Madagascar is at the forefront of the climate change; it is the 5th in the world and the first country in Africa among the countries most exposed to climate change [1]. Projected climate change trends include an increase in temperature from 1.1°C to 2.6°C by 2065, and a decrease in precipitation in the north while in the southern part of the country, precipitation is expected to increase during summer months[2]. Climate change impacts in Madagascar, that have been particularly severe during the last two decades, are: (i) extended drought periods; (ii) increased variability of the rainfall regime; (iii) intensification of cyclones; and (iv) floods associated with cyclone disturbances In Madagascar, sea level has risen 7 to 8 mm per year, leading to coastal erosion and the progression of receding. There has also been an increase in mortality rate due to by fish consumption that have accumulated dinoflagellate algae, which flourishing is increasing with sea-surface temperature rise [3].

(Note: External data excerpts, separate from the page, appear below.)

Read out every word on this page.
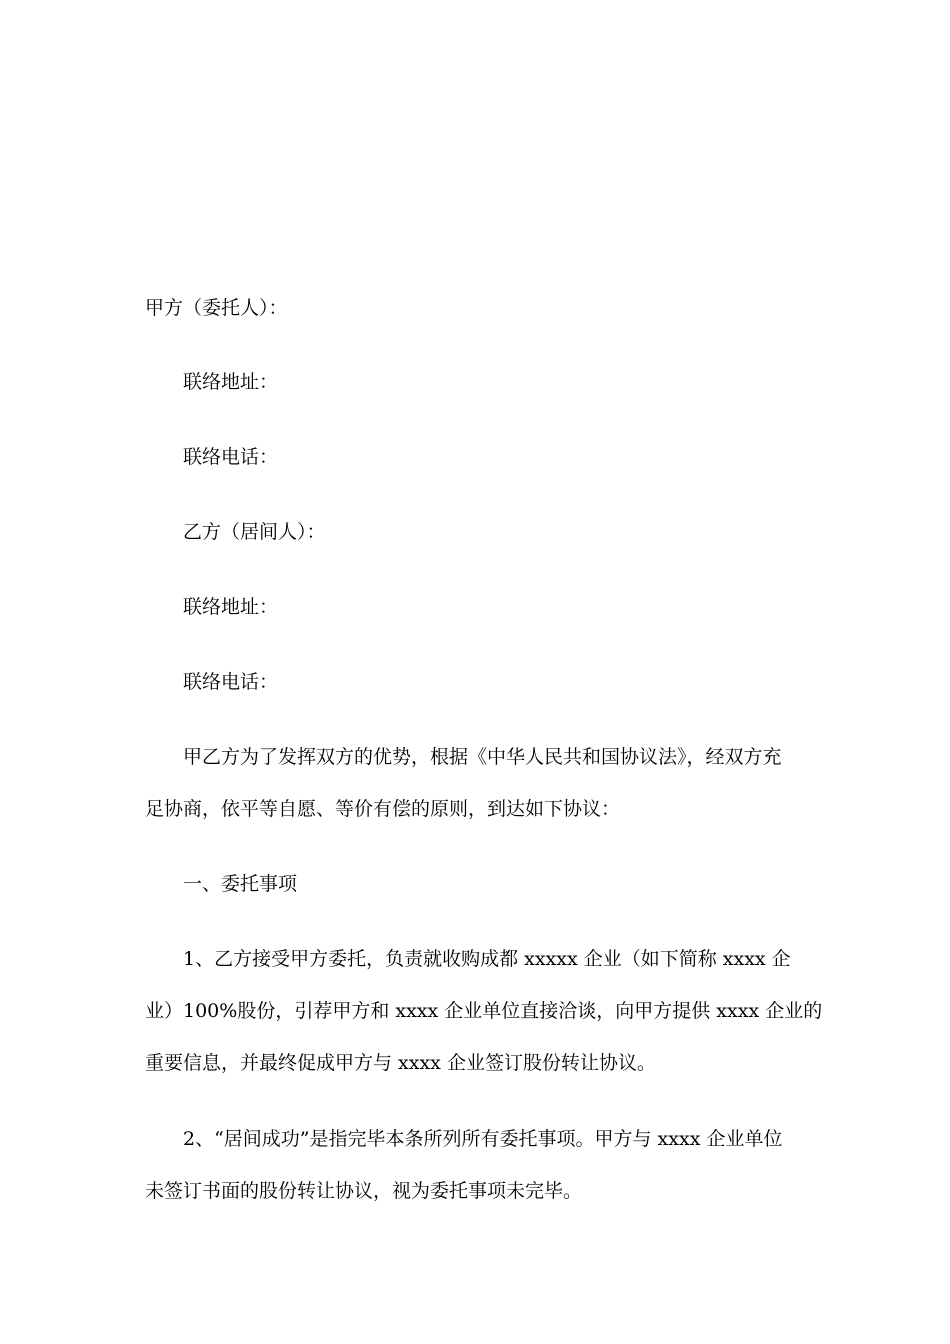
甲方（委托人）：
联络地址：
联络电话：
乙方（居间人）：
联络地址：
联络电话：
甲乙方为了发挥双方的优势，根据《中华人民共和国协议法》，经双方充
足协商，依平等自愿、等价有偿的原则，到达如下协议：
一、委托事项
1、乙方接受甲方委托，负责就收购成都 xxxxx 企业（如下简称 xxxx 企
业）100%股份，引荐甲方和 xxxx 企业单位直接洽谈，向甲方提供 xxxx 企业的
重要信息，并最终促成甲方与 xxxx 企业签订股份转让协议。
2、“居间成功”是指完毕本条所列所有委托事项。甲方与 xxxx 企业单位
未签订书面的股份转让协议，视为委托事项未完毕。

As Madagascar is very vulnerable to the impact of climate change, adaptation should be a major concern and a priority for the country. Increased rainfall, floods and droughts cause food insecurity due to drought period, cause fatalities and hamper agricultural productivity, which is the backbone of Madagascar's national economy, accounting for more than one fourth of GDP. Climate models predict an increase in the exposure of cropland to drought [4]. Cassava and maize yields, two main food crops in Madagascar, are expected to decline [4].

In addition, climate change causes serious damage to the infrastructure sector in Madagascar, especially roads and bridges. More than 30 floods or torrential rains have affected Madagascar over the past 30 years, killing hundreds and affecting thousands of Malagasy[2] . Coastal erosion caused by sea level rise is already a major problem for coastal ports and beaches in Madagascar.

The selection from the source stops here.